Jean: Thank you so much for doing this with us! What is your “backstory” of how you become a founder?

I became a founder in that cliche college way you hear about. My roomate Mike, who is my cofounder, was describing an advert he saw for a pitch competition. I immediately thought of an idea I had been dreaming about since highschool when I first heard about AirBnB. It was to create a marketplace for someone who didn’t want to host guests. We quickly threw together a pitch deck and had an absolute blast pitching the project. We got some support and money and got to work building it. We loved the experience and have been building it ever since.

Jean: What do you think makes your company stand out? Can you share a story?

We stand out as student founders on a traditionally non-entrepreneurial campus. People are constantly shocked that we remain full time students and have built such an incredible product. When we meet potential partners they are blown away by the fact that we are so young and conduct ourselves in such a professional manner. Our fresh ideas are changing the way the storage industry works.

Jean: Are you working on any exciting projects now?

We are working on building out the website further and integrating a moving service called MUVE so that you have one-click moving along with the booking of your space. I’m also continually scouting amazing companies for Contrary Capital.

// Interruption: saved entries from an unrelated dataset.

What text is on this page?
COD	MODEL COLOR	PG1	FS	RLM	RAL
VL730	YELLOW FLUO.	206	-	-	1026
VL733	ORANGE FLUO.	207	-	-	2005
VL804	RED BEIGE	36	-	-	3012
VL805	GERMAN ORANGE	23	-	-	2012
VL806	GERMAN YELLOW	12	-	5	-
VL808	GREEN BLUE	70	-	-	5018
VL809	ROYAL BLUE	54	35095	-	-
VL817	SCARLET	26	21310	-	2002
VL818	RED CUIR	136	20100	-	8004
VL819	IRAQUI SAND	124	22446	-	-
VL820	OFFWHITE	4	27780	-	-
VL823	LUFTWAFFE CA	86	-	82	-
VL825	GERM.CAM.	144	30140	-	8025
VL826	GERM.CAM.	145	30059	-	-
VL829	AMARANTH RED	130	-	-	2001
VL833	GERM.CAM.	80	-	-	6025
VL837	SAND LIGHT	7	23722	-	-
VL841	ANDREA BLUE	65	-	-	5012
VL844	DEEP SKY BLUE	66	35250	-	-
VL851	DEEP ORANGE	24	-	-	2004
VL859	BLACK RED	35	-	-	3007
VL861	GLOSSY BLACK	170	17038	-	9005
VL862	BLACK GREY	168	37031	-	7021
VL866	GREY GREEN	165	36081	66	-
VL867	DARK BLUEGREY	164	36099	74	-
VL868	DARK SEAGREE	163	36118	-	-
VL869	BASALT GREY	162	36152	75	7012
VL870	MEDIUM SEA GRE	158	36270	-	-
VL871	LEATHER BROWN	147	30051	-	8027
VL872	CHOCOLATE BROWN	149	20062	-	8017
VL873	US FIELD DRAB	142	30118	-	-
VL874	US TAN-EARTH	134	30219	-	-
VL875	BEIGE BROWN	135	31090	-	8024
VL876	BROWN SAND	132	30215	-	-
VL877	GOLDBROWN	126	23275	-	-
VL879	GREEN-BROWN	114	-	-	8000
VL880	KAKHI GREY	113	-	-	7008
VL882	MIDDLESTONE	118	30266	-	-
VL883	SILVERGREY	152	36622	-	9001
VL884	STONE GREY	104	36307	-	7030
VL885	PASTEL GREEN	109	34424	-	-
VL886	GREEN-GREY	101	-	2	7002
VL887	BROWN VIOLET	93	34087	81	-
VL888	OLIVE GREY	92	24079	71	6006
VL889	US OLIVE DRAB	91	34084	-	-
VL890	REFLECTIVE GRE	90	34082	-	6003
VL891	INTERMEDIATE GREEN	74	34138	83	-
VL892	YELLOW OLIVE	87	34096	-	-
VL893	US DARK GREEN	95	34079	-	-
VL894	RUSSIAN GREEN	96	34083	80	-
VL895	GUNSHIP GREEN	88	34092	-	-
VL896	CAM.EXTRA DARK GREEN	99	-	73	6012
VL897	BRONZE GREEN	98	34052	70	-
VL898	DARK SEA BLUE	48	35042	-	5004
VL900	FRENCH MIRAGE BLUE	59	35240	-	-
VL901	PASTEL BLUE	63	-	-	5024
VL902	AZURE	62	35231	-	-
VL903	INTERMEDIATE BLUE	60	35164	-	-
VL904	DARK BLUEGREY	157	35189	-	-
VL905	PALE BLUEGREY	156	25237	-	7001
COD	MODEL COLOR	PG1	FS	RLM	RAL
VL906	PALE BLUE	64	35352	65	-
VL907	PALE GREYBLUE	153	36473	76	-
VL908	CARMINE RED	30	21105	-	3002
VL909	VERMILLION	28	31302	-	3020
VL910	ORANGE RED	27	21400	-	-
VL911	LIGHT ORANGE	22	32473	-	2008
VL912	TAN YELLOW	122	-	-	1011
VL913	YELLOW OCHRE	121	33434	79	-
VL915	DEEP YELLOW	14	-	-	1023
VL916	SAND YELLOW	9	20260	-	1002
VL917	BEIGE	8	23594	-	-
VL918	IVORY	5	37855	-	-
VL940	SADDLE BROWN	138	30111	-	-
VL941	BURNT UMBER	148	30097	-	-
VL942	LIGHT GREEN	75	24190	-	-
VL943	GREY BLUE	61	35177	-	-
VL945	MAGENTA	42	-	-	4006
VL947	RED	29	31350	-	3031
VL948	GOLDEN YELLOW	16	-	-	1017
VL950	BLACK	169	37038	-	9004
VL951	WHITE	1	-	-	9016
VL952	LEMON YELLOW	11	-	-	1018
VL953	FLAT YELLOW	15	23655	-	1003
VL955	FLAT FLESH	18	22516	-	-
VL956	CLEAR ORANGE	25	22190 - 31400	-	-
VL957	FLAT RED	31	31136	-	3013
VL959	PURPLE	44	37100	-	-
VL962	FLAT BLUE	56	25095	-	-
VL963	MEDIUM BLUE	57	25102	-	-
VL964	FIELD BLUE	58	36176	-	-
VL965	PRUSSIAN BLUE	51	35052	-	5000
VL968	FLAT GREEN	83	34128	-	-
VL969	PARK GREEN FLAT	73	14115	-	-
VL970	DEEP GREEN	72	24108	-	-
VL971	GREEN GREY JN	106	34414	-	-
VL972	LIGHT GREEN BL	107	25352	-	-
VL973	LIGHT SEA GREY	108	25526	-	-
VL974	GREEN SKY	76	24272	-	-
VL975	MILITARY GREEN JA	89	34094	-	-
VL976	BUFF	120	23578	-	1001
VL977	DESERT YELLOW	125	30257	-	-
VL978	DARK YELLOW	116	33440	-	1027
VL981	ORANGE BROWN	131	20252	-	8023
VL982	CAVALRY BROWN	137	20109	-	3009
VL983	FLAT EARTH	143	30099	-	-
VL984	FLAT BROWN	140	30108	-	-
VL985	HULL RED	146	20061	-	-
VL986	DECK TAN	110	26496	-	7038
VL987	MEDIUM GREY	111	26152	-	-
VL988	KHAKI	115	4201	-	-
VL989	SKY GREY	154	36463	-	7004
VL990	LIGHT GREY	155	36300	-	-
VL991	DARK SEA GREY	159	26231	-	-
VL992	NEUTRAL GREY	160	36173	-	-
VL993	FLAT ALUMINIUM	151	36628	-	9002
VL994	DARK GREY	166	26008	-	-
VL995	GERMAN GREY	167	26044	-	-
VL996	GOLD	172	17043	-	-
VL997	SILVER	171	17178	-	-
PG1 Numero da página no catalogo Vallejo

Jean: Do you have a favorite book that made a deep impact on your life? Can you share a story?

I think one of the best reads for any founder or anyone thinking to launch a business is “Venture Deals” By Brad Feld and Jason Mendelson. A great way to understand exactly what you’re getting into and what you should do to prepare. After seeing both sides of the equation now, the entrepreneur truly gets the VC viewpoint after reading this book. I think my favorite story from all this is the first time Mike and I posted to reddit. When we had initially put out the idea of NXTSTOR we decided to post to a local group to describe what we hoped to do. We go ABSOLUTELY ripped apart by the community. They thought surely the idea would never works and poked about a million holes in every plan we had. We wrote a list of everything they said and one by one checked off every aspect of their worries. When we finally launched, some of the same people applauded us for answering every one of their worries. We realized then that user sentiment was one of the most vital aspects of any new product.

Jean: What are your “5 Lessons I Learned as a Twentysomething Founder” and why? Please share a story or example for each.

  1. Always listen to your customer. This goes with what’s above. If you can’t make them comfortable and love what you’ve created they’ll never appreciate what you’ve done.
  2. If you’re working with a peer to peer marketplace always start with supply. When we first launched we had a massive backlog of people wanting to rent. We had no supply of space available and the agitated first batch of customers vanished. We had to work to get them back.
  3. The small issues will drive you the craziest. Normal companies think of insurance as no big deal and a regular accessory charge that they experience every month. With NXTSTOR we scoured the US looking for someone to provide insurance for us and nearly gave up. Nobody would provide us a good solution. We searched high and low and almost created our own insurance, until we found the perfect match when we thought we would never find a solution.
  4. Reach out to everyone! I continually send linkedin messages to people I think are interesting and would love to meet with. More often than not I get awesome responses. Everyone in the startup community is awesome and listening to advice is super helpful.
  5. There will be more projects. Don’t beat a bad idea to death trying to make it work. If you’re an intelligent person (which I bet you are) take a step back and wait for the right idea to form.

Jean: Some of the biggest names in Business, VC funding, Sports, and Entertainment read this column. Is there a person in the world, or in the US whom you would love to have a private breakfast or lunch with, and why? He or she might see this. 🙂

I would absolutely love to sit down with Kai Ryssdal who hosts Marketplace on NPR. I’ve driven back and forth from OSU to Cleveland for meetings so many times this past year and Marketplace is the highlight of those days. I love the show and the way he runs it.